The other choice we have is to say that while Joel’s prophecies found some fulfillment in the days of Hezekiah, that this was simply to validate his ministry as a prophet of God.  Since what was fulfilled came to pass literally, the remainder of the prophecy need not be spiritualized, but will come to pass literally at a future point in time.  So at some future point in time, the Holy Spirit was poured out, and even yet remains to be poured out on all flesh, as in, all the nation of Israel.  The trampling down of Jerusalem will literally be brought to an end at the end of the age as Jesus reaffirmed in Luke 21:24.
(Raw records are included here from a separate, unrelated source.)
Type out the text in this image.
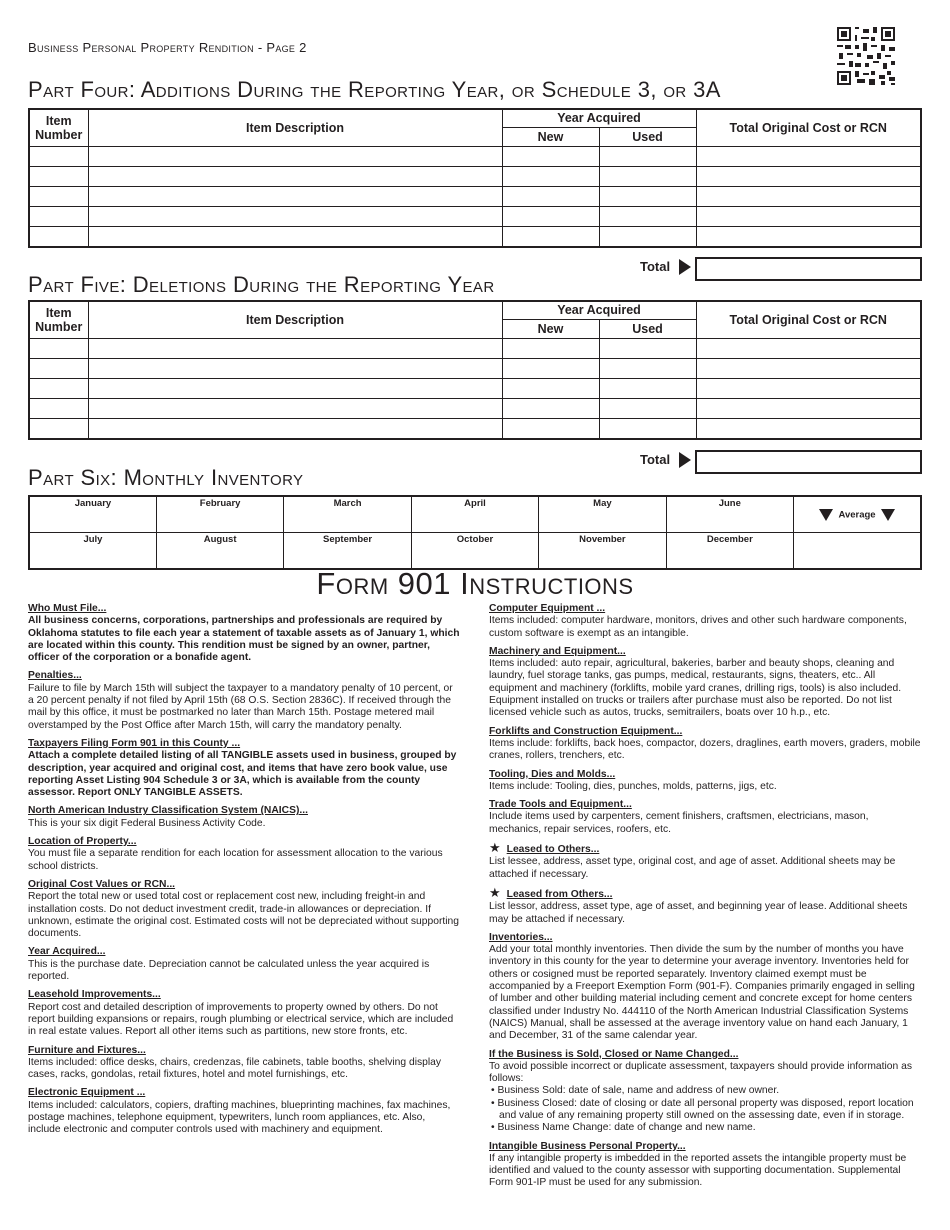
Business Personal Property Rendition - Page 2
Part Four: Additions During the Reporting Year, or Schedule 3, or 3A
Item Number	Item Description	Year Acquired		Total Original Cost or RCN
		New	Used	

Total
Part Five: Deletions During the Reporting Year
Item Number	Item Description	Year Acquired		Total Original Cost or RCN
		New	Used	

Total
Part Six: Monthly Inventory
January	February	March	April	May	June	Average
July	August	September	October	November	December	
Form 901 Instructions
Who Must File...
All business concerns, corporations, partnerships and professionals are required by Oklahoma statutes to file each year a statement of taxable assets as of January 1, which are located within this county. This rendition must be signed by an owner, partner, officer of the corporation or a bonafide agent.
Penalties...
Failure to file by March 15th will subject the taxpayer to a mandatory penalty of 10 percent, or a 20 percent penalty if not filed by April 15th (68 O.S. Section 2836C). If received through the mail by this office, it must be postmarked no later than March 15th. Postage metered mail overstamped by the Post Office after March 15th, will carry the mandatory penalty.
Taxpayers Filing Form 901 in this County ...
Attach a complete detailed listing of all TANGIBLE assets used in business, grouped by description, year acquired and original cost, and items that have zero book value, use reporting Asset Listing 904 Schedule 3 or 3A, which is available from the county assessor. Report ONLY TANGIBLE ASSETS.
North American Industry Classification System (NAICS)...
This is your six digit Federal Business Activity Code.
Location of Property...
You must file a separate rendition for each location for assessment allocation to the various school districts.
Original Cost Values or RCN...
Report the total new or used total cost or replacement cost new, including freight-in and installation costs. Do not deduct investment credit, trade-in allowances or depreciation. If unknown, estimate the original cost. Estimated costs will not be depreciated without supporting documents.
Year Acquired...
This is the purchase date. Depreciation cannot be calculated unless the year acquired is reported.
Leasehold Improvements...
Report cost and detailed description of improvements to property owned by others. Do not report building expansions or repairs, rough plumbing or electrical service, which are included in real estate values. Report all other items such as partitions, new store fronts, etc.
Furniture and Fixtures...
Items included: office desks, chairs, credenzas, file cabinets, table booths, shelving display cases, racks, gondolas, retail fixtures, hotel and motel furnishings, etc.
Electronic Equipment ...
Items included: calculators, copiers, drafting machines, blueprinting machines, fax machines, postage machines, telephone equipment, typewriters, lunch room appliances, etc. Also, include electronic and computer controls used with machinery and equipment.
Computer Equipment ...
Items included: computer hardware, monitors, drives and other such hardware components, custom software is exempt as an intangible.
Machinery and Equipment...
Items included: auto repair, agricultural, bakeries, barber and beauty shops, cleaning and laundry, fuel storage tanks, gas pumps, medical, restaurants, signs, theaters, etc.. All equipment and machinery (forklifts, mobile yard cranes, drilling rigs, tools) is also included. Equipment installed on trucks or trailers after purchase must also be reported. Do not list licensed vehicle such as autos, trucks, semitrailers, boats over 10 h.p., etc.
Forklifts and Construction Equipment...
Items include: forklifts, back hoes, compactor, dozers, draglines, earth movers, graders, mobile cranes, rollers, trenchers, etc.
Tooling, Dies and Molds...
Items include: Tooling, dies, punches, molds, patterns, jigs, etc.
Trade Tools and Equipment...
Include items used by carpenters, cement finishers, craftsmen, electricians, mason, mechanics, repair services, roofers, etc.
★ Leased to Others...
List lessee, address, asset type, original cost, and age of asset. Additional sheets may be attached if necessary.
★ Leased from Others...
List lessor, address, asset type, age of asset, and beginning year of lease. Additional sheets may be attached if necessary.
Inventories...
Add your total monthly inventories. Then divide the sum by the number of months you have inventory in this county for the year to determine your average inventory. Inventories held for others or cosigned must be reported separately. Inventory claimed exempt must be accompanied by a Freeport Exemption Form (901-F). Companies primarily engaged in selling of lumber and other building material including cement and concrete except for home centers classified under Industry No. 444110 of the North American Industrial Classification Systems (NAICS) Manual, shall be assessed at the average inventory value on hand each January, 1 and December, 31 of the same calendar year.
If the Business is Sold, Closed or Name Changed...
To avoid possible incorrect or duplicate assessment, taxpayers should provide information as follows:
• Business Sold: date of sale, name and address of new owner.
• Business Closed: date of closing or date all personal property was disposed, report location and value of any remaining property still owned on the assessing date, even if in storage.
• Business Name Change: date of change and new name.
Intangible Business Personal Property...
If any intangible property is imbedded in the reported assets the intangible property must be identified and valued to the county assessor with supporting documentation. Supplemental Form 901-IP must be used for any submission.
This paradigm of the prophets gives us insight into how Jesus spoke as a prophet.  Jesus spoke words which condemned His own generation for their rejection of His ministry.  He pronounced judgement upon cities in Galilee, upon Jerusalem, and the very temple itself.  All these things came to pass in a very literal way.  But the other events which Jesus prophesied of never came to pass.  So we have two ways of looking at the texts.  Perhaps Jesus did come again during AD70, but only in a spiritual way.  Perhaps the abomination of desolation occurred in AD70 in a way that was radically different from how Daniel prophesied in would occur.  Maybe the Great Tribulation was back in AD70.  These ideas are exactly how the Preterists view the prophecies of Jesus.


Of course the superior way to look at this is to see that while Jesus did prophesy that these destructive events would happen, it was simply to validate His ministry and prove that the other events would come to pass just as literally.  Just like it is unsustainable to force Joel’s prophecies to have been completely fulfilled during the days of Hezekiah, it is unsustainable to force the prophecies of Jesus to have been completely fulfilled in AD70.  His coming, the rewards for the saints, and the gathering of the elect all remain in the future.  To try to say that these things happened in a spiritual way is to misread, and even manipulate the text.


If anyone has any comments about the podcast (positive or negative, besides how goofy my voice sounds) please leave a comment.  Brian said that perhaps we could do another, but we would choose one topic and stay focused on that, whereas we covered quite a few subjects in this past interview, including the difference between Luke 21 and Matthew 24, “Did Jesus come in AD70?”, “Could Jesus have come in AD70?”, and then just briefly on Replacement Theology and Gog/Magog.  Let me know if you have a subject that you would like covered.